SOUVENIRS DU STYLE ATOME AVEC ALEXANDRE CLERISSE

Achtung chef-d’œuvre ! 2013 à peine entamée que déjà la BD de l’année est parue. Son emballage est magnifique, son contenu volumineux, l’histoire - compliquée mais d’une grande lisibilité - est palpitante et les images sont splendides ! Souvenirs de l’Empire de l‘Atome nous renvoit à cette époque où l’homme moderne croyait encore en son futur. Il venait de terminer une guerre et avait envie de vivre d’espoir. L’Expo 58 de Bruxelles allait être la vitrine de demain. Les étoiles étaient à portée de main, à portée de conquête… Le titre fait aussi référence à l’âge d’or de la science-fiction, des Asimov, Clarke, Heinlein, Van Vogt qui régnaient sur un genre relayé par des pulps aux couvertures criardes et avenantes, au style approchant souvent l’art déco.

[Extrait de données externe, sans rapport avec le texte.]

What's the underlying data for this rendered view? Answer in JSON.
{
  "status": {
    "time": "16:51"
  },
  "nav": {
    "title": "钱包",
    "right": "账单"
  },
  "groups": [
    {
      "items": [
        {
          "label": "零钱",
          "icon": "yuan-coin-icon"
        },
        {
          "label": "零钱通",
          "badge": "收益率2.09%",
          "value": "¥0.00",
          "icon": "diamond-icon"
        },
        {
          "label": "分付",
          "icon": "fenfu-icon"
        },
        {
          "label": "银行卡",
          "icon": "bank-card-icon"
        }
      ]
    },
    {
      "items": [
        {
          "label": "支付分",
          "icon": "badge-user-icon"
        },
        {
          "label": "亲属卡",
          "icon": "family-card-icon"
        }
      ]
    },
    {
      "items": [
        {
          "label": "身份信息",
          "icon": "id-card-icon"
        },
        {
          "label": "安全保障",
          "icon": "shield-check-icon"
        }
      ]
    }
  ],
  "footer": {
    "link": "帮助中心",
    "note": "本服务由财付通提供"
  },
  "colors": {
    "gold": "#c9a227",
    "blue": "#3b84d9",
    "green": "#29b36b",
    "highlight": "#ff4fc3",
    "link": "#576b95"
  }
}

Tout ceux qui sont convaincus que des Jijé, Franquin et Will ont fait évoluer le genre BD et l’ont porté à son apogée, seront convaincus par cet imposant ouvrage, aux références tellement multiples et surprenantes qu’on dirait un jeu de piste ! Thierry Smolderen parvient à accrocher malgré une histoire alambiquée qui nous entraîne dans des futurs lointains pour rebondir à coups de flash back, mais le scénariste est assez virtuose pour en maintenir le suspens et la cohésion. Quant au graphisme d’Alexandre Clérisse, il rend hommage au triumvirat cité plus haut mâtiné du célèbre affichiste Savignac, créant une reconstitution parfaite du graphisme des fifties, du design typique style atome qui n’en finit pas de renaître pour notre plus grand plaisir visuel.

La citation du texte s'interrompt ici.